通过 ID 和时间间隔合并两个数据帧
Merge two data frames over ID and time interval
我正在处理以下问题:
我有 2 个数据框,a 和 b:
#dataframe a
ID1 <- c("1", "1", "1", "1", "2", "2", "2")
time<- c("2022-04-12 08:52", "2022-04-12 15:34", "2022-04-12 16:45", "2022-04-12 22:23", "2022-04-12 02:15", "2022-04-12 05:24", "2022-04-12 14:55")
a <- data.frame(ID1, time)
a$time <- as.POSIXct(a$time, origin="1970-01-01")
a
ID1 time
1 2022-04-12 08:52:00
1 2022-04-12 15:34:00
1 2022-04-12 16:45:00
1 2022-04-12 22:23:00
2 2022-04-12 02:15:00
2 2022-04-12 05:24:00
2 2022-04-12 14:55:00
#dataframe b
ID2 <- c("1", "1", "1", "1", "2", "2", "2", "2")

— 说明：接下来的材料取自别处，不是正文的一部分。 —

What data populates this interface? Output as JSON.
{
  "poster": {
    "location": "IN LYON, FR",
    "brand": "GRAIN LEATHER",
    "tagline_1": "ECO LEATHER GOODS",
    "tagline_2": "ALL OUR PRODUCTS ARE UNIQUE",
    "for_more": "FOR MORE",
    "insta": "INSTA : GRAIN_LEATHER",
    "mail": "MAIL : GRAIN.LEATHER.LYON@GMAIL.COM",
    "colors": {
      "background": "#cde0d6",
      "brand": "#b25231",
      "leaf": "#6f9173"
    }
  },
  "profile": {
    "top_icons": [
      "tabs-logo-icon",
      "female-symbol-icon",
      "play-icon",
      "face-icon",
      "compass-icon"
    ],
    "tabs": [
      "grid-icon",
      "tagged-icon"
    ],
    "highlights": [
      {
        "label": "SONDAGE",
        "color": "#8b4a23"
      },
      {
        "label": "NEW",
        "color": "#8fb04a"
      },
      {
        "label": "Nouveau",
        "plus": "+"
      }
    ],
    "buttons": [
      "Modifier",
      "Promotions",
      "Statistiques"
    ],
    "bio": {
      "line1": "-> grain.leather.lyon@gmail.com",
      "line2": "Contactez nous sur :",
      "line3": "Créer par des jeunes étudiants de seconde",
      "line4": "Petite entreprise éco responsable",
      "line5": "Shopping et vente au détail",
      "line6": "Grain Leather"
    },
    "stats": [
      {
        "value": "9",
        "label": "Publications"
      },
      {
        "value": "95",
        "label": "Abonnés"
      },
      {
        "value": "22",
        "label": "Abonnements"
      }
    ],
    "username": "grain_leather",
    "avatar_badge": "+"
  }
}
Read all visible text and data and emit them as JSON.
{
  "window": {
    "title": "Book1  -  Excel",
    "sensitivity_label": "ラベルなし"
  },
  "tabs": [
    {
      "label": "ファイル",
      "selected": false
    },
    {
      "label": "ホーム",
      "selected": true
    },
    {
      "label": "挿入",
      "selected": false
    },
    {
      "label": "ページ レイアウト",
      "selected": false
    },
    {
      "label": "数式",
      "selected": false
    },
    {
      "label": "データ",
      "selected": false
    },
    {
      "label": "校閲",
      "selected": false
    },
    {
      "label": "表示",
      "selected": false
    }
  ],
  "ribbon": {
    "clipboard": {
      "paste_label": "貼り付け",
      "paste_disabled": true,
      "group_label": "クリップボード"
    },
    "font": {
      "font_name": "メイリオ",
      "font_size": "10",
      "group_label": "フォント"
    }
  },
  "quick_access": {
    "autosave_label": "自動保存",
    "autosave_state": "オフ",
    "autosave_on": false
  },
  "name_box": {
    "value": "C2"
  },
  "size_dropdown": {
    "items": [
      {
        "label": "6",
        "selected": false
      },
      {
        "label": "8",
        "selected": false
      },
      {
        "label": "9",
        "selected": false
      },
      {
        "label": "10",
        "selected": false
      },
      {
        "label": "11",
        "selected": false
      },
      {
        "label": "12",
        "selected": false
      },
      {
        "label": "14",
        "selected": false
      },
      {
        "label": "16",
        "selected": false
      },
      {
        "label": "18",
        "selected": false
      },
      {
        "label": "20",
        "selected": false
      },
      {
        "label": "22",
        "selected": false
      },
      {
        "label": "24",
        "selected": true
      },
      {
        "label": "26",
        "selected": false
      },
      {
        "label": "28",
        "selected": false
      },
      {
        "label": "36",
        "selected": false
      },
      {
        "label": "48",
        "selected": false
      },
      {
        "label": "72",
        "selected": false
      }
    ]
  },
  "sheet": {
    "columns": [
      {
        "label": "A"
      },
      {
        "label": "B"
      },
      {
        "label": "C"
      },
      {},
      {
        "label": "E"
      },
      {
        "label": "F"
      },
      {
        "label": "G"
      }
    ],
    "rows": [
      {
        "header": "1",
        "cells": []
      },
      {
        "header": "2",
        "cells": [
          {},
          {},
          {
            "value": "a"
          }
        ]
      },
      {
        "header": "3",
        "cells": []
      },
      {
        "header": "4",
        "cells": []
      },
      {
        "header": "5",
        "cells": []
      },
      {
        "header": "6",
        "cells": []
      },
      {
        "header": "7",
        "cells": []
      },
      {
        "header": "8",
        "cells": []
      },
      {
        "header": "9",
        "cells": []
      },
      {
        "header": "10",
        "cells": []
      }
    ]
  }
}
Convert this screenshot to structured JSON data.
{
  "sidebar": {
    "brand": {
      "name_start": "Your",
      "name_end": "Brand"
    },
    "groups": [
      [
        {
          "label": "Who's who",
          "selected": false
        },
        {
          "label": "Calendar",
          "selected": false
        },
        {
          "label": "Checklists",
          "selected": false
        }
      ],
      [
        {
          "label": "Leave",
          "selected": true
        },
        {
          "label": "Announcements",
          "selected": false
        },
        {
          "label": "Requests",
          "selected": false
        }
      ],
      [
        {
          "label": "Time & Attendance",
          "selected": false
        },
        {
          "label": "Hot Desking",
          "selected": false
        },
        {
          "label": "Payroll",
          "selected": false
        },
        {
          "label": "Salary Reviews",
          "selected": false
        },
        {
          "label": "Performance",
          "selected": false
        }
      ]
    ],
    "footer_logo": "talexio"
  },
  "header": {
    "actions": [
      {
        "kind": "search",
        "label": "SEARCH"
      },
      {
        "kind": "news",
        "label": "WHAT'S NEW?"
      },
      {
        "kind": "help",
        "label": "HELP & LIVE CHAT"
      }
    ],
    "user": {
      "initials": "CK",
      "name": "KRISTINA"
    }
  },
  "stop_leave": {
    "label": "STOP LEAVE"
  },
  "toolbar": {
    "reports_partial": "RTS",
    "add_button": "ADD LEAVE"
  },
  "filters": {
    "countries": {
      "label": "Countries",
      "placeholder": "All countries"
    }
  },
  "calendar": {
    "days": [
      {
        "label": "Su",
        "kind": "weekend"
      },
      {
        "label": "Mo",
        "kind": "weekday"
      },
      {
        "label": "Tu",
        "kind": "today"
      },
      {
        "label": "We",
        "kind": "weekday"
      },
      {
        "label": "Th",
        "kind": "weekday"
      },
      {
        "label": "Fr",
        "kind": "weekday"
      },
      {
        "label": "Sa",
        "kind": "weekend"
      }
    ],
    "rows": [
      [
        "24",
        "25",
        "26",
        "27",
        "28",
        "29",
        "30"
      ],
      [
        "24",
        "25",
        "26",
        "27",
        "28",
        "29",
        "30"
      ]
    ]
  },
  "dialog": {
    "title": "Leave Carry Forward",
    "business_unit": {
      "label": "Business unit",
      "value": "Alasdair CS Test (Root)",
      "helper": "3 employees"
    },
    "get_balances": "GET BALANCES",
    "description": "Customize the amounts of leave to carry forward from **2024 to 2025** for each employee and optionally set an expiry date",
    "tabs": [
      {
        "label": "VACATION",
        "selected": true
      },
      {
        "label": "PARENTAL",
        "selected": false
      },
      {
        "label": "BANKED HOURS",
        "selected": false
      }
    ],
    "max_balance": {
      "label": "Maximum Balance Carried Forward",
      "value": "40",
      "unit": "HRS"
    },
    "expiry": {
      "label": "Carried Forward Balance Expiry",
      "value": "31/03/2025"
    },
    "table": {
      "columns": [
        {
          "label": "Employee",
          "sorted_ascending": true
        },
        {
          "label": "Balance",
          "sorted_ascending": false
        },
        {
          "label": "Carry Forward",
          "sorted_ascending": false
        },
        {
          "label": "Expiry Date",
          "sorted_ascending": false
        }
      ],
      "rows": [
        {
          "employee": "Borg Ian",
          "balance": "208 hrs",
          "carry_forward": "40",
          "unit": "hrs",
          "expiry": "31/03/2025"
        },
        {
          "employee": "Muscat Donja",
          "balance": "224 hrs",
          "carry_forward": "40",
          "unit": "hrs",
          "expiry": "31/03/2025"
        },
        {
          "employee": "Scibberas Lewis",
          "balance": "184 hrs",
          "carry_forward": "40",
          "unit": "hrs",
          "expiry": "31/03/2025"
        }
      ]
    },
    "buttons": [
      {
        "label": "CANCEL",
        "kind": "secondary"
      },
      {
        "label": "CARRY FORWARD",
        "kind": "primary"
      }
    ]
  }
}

start <- c("2022-04-12 00:00", "2022-04-12 08:00", "2022-04-12 17:00", "2022-04-12 18:00", "2022-04-12 00:00", "2022-04-12 15:00", "2022-04-12 16:00", "2022-04-12 19:00")
end <- c("2022-04-12 08:00", "2022-04-12 17:00", "2022-04-12 18:00", "2022-04-12 00:00", "2022-04-12 15:00 ", "2022-04-12 16:00", "2022-04-12 19:00", "2022-04-12 00:00")
activity <- c("At home", "Work", "Travel", "Home", "Home", "Travel", "Work", "Home")
b <- data.frame(ID2, start, end, activity)
b$start <- as.POSIXct(b$start, origin="1970-01-01")
b$end <- as.POSIXct(b$end, origin="1970-01-01")
b
ID2 start end activity
1 2022-04-12 00:00:00 2022-04-12 08:00:00 At home
1 2022-04-12 08:00:00 2022-04-12 17:00:00 Work
1 2022-04-12 17:00:00 2022-04-12 18:00:00 Travel
1 2022-04-12 18:00:00 2022-04-12 00:00:00 Home
2 2022-04-12 00:00:00 2022-04-12 15:00:00 Home
2 2022-04-12 15:00:00 2022-04-12 16:00:00 Travel
2 2022-04-12 16:00:00 2022-04-12 19:00:00 Work
2 2022-04-12 19:00:00 2022-04-12 00:00:00 Home
我想合并 ID 和时间点(当 a 恰好出现在 b 中(在开始和结束之间)。
我想最终得到一个如下所示的数据框:
ID3 <- c("1", "1", "1", "1", "2", "2", "2")
time3<- c("2022-04-12 08:52", "2022-04-12 15:34", "2022-04-12 16:45", "2022-04-12 22:23", "2022-04-12 02:15", "2022-04-12 05:24", "2022-04-12 14:55")
activity3 <- c( "Work", "Work", "Work", "Home", "Home", "Home", "Home")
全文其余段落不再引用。